Женщина на лестнице | страница 57



– Никто не собирался тебя убивать. Не настолько тебя считали важным. Ты…

Гундлах вскочил. Опершись руками на стол и нагнувшись к Ирене, он заорал:

– А если бы твои друзья сочли меня достаточно важным? Что тогда? Ты была бы заодно с ними? Стала бы стрелять?

У меня замедленная реакция, Швинд тоже не шевельнулся. В дело вмешался Кари. Неизвестно, где он находился, но, услышав крик и почувствовав, что Ирене грозит опасность, он бесшумно возник за спиной Гундлаха, схватил его за плечи и силой усадил на стул. Гундлах побелел, задрожал, ему не хватало воздуха – не знаю, как выглядит сердечный приступ, но представляю его себе именно так.
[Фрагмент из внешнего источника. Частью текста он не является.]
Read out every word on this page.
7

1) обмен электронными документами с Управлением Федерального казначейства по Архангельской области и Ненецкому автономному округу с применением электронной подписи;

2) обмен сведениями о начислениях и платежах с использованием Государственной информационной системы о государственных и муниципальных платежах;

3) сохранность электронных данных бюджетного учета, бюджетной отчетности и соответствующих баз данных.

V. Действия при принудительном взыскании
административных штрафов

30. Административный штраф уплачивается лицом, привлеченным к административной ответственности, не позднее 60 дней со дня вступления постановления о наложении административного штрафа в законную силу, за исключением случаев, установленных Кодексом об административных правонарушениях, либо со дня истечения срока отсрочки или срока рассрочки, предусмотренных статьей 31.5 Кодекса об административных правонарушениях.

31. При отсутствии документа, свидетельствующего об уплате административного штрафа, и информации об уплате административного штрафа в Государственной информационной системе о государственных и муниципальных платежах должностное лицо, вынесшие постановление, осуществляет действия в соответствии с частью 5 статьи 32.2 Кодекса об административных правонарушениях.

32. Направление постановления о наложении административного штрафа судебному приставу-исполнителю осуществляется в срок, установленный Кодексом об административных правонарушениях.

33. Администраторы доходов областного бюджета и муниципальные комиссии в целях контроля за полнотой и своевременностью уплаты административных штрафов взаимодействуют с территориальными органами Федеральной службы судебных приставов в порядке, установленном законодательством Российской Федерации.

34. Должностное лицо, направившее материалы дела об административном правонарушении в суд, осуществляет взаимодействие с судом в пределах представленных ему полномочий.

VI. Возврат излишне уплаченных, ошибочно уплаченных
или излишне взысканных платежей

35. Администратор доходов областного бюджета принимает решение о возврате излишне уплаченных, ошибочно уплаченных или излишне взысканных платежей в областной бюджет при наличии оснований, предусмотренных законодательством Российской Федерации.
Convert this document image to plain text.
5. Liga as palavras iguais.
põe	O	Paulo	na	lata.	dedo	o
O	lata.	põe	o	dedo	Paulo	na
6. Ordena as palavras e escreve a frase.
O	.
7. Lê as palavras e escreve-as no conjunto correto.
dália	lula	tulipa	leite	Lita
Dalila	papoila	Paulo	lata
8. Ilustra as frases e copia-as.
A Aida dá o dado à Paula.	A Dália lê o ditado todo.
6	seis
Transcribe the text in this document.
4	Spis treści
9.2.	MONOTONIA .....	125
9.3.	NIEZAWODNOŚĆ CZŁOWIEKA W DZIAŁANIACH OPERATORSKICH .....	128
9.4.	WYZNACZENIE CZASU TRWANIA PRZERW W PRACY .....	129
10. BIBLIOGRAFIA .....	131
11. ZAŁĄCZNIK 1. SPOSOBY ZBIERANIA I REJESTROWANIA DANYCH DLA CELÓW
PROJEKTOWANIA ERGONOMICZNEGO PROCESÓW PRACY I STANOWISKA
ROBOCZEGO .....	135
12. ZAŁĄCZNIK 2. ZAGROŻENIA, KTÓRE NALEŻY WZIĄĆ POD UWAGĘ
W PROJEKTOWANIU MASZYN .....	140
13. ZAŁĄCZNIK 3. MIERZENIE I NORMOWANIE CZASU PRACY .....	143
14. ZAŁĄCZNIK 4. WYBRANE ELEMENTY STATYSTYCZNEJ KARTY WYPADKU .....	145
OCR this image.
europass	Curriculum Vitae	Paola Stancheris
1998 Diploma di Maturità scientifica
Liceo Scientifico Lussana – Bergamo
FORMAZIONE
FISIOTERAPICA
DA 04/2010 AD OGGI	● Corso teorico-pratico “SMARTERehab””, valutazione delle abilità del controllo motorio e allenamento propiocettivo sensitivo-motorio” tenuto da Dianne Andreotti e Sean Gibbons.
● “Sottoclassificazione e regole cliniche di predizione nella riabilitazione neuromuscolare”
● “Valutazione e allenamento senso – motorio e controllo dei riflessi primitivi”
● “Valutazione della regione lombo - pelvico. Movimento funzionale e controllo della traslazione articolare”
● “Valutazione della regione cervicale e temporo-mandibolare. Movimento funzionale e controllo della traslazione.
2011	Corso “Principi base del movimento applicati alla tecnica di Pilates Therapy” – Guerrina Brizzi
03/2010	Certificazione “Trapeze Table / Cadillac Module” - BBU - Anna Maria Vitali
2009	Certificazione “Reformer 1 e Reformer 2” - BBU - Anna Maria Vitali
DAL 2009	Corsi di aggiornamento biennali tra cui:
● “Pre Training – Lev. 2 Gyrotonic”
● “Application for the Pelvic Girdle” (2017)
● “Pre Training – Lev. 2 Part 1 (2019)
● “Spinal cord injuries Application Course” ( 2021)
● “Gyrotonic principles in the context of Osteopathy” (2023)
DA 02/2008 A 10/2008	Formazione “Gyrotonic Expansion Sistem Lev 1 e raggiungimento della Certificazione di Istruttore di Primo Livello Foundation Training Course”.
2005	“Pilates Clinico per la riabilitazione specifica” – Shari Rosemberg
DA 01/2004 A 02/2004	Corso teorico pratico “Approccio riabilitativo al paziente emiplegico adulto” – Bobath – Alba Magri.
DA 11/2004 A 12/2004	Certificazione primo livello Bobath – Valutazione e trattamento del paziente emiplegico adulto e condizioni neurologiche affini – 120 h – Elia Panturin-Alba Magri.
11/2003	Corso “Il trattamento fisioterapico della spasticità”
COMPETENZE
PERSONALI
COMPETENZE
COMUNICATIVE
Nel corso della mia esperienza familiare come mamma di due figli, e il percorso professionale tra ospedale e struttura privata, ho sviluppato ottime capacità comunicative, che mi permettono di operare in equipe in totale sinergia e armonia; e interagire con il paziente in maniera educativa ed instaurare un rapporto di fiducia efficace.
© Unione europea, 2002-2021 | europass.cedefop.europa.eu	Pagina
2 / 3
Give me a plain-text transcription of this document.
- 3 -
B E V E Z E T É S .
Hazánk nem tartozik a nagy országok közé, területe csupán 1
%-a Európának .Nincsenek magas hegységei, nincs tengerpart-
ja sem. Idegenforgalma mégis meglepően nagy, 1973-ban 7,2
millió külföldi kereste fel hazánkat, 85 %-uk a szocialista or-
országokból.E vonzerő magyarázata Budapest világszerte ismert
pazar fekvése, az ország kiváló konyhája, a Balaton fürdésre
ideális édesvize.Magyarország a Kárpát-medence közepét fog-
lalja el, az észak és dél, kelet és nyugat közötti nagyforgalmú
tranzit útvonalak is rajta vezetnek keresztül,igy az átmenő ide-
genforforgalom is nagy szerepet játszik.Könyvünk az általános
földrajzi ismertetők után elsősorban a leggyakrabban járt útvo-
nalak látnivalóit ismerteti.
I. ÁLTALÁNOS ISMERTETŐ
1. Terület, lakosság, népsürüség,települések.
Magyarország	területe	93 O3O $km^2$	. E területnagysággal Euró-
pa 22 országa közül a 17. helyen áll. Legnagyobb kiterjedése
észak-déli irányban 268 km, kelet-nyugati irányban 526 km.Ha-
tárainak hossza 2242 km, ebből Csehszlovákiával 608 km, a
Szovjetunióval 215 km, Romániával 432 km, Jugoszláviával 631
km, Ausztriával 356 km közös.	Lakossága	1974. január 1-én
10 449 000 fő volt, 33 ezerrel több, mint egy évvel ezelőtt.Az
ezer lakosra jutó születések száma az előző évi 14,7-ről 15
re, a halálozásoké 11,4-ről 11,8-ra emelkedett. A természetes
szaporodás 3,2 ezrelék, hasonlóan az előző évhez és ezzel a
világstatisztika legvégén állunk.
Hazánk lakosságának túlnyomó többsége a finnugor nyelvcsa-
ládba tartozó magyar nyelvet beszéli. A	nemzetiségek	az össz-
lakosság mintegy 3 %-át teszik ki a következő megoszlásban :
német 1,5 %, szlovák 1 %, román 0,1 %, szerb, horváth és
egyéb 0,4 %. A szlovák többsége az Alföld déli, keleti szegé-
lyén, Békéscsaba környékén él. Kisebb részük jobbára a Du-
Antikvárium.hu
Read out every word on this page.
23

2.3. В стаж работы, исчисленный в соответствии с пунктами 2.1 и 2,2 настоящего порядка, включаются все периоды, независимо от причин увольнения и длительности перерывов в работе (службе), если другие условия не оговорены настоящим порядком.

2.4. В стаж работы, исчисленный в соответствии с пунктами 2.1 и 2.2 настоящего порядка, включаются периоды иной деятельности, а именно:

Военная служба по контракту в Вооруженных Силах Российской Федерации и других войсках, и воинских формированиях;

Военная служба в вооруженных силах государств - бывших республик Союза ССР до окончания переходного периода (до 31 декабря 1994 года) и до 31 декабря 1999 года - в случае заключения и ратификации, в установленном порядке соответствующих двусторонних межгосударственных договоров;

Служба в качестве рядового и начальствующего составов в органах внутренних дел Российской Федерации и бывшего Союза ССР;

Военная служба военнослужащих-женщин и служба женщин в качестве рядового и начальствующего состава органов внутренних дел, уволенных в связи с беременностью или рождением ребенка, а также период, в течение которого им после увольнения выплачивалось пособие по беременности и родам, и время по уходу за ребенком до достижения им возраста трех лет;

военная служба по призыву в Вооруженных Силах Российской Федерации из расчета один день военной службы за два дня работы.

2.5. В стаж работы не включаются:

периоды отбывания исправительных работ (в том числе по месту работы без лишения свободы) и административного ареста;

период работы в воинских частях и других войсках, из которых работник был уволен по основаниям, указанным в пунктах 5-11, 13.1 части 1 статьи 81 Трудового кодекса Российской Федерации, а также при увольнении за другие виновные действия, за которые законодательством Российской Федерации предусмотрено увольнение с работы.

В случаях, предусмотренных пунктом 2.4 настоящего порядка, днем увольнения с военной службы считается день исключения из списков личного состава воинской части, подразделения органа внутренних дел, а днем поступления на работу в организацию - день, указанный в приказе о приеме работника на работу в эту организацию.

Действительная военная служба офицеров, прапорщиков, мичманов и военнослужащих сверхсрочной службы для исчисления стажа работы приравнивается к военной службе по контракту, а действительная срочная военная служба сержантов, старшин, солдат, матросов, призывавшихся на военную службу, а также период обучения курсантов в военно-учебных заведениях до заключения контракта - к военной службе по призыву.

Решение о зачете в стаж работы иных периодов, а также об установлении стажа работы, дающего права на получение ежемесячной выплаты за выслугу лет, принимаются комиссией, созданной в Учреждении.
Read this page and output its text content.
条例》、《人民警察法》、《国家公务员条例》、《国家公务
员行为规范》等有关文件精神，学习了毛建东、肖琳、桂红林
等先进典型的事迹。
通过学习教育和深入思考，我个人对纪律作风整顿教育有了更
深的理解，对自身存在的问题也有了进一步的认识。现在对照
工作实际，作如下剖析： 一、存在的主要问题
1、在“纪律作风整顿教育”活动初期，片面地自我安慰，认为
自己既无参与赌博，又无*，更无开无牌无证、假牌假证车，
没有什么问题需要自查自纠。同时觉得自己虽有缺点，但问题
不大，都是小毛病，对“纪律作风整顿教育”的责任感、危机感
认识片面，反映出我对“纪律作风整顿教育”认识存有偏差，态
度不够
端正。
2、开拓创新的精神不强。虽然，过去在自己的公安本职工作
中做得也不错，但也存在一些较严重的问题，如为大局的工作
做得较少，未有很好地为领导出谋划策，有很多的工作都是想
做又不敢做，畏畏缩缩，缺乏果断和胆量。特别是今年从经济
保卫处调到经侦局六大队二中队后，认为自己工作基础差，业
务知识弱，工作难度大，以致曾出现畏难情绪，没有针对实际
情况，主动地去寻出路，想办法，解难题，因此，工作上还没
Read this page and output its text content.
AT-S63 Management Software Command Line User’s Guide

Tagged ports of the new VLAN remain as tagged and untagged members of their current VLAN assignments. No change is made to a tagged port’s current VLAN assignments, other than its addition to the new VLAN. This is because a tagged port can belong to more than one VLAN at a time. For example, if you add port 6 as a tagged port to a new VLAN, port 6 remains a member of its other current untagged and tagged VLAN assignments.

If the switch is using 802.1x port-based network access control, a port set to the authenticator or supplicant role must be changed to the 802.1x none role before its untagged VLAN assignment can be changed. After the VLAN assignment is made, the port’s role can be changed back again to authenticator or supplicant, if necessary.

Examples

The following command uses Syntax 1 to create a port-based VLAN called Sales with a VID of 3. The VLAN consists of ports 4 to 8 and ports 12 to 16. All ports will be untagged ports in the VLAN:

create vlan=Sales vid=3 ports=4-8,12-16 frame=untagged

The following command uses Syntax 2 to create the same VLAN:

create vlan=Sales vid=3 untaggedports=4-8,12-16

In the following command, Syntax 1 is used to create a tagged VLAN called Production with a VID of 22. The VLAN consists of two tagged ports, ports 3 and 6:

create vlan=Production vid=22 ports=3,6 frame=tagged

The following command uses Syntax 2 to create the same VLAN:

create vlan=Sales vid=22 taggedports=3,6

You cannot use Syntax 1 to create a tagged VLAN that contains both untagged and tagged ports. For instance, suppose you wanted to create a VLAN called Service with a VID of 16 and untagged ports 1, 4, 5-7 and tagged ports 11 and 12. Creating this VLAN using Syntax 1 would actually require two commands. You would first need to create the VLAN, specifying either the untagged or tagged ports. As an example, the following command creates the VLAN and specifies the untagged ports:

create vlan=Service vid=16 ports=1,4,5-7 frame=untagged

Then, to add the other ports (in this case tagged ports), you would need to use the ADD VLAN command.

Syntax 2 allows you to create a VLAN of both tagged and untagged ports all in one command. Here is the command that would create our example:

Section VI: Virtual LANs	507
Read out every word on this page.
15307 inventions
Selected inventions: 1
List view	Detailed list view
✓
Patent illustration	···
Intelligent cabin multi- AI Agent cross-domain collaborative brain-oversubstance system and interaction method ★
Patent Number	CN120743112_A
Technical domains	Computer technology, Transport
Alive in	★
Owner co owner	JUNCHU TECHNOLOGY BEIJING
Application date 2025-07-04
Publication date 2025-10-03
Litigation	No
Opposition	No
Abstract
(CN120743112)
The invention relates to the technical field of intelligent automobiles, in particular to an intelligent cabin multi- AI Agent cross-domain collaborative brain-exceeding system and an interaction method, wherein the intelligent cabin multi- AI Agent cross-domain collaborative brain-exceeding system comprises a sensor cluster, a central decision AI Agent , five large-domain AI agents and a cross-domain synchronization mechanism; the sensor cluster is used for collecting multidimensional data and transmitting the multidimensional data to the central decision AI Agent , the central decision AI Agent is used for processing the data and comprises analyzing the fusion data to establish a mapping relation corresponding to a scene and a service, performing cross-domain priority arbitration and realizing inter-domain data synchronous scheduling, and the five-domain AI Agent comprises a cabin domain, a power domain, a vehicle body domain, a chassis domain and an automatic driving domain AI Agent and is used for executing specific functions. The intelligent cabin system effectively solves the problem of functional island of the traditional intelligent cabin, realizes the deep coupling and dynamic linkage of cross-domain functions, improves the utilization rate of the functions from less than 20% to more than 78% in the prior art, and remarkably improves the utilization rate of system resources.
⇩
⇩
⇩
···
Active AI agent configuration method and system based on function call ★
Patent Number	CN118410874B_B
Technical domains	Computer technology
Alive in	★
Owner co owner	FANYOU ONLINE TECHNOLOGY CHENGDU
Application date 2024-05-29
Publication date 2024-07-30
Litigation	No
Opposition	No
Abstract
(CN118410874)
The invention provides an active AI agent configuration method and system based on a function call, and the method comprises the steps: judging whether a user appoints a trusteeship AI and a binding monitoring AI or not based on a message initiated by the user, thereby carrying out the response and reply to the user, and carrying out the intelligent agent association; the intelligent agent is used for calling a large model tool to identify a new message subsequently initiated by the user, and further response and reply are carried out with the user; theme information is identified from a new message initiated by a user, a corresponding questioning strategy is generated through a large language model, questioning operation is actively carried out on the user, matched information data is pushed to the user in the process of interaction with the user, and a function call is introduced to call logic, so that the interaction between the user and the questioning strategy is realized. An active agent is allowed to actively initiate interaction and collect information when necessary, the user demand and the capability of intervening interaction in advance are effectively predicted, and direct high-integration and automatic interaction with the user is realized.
Ирена встала, подошла к Гундлаху, взяла его руку, нащупала пульс и покачала головой: ничего страшного. Она обняла его.

19

Все молчали. Швинд, наморщив лоб, смотрел, как Ирена обнимает Гундлаха. Море шуршало, птица снова и снова выпевала свои четыре ноты.

– Я не причинила бы тебе вреда. При всем безумии тогдашней жизни, при всем моем безумии… – Ирена покачала головой. – Я будто вырвалась из клетки, освободилась от всего, что стесняло, удерживало меня. Жизнь словно наркотик. А потом началась ломка, с бессонницей, учащенным сердцебиением, обильным потом. Затем прошло и это, осталась только зияющая пустота; все отстранилось, краски поблекли, звуки заглохли, я не чувствовала собственных ощущений. Только злость. Я не знала, что во мне может быть столько злости, что я могу бить кулаками по столу, по стене, а потом разрыдаться, разрыдаться от злости…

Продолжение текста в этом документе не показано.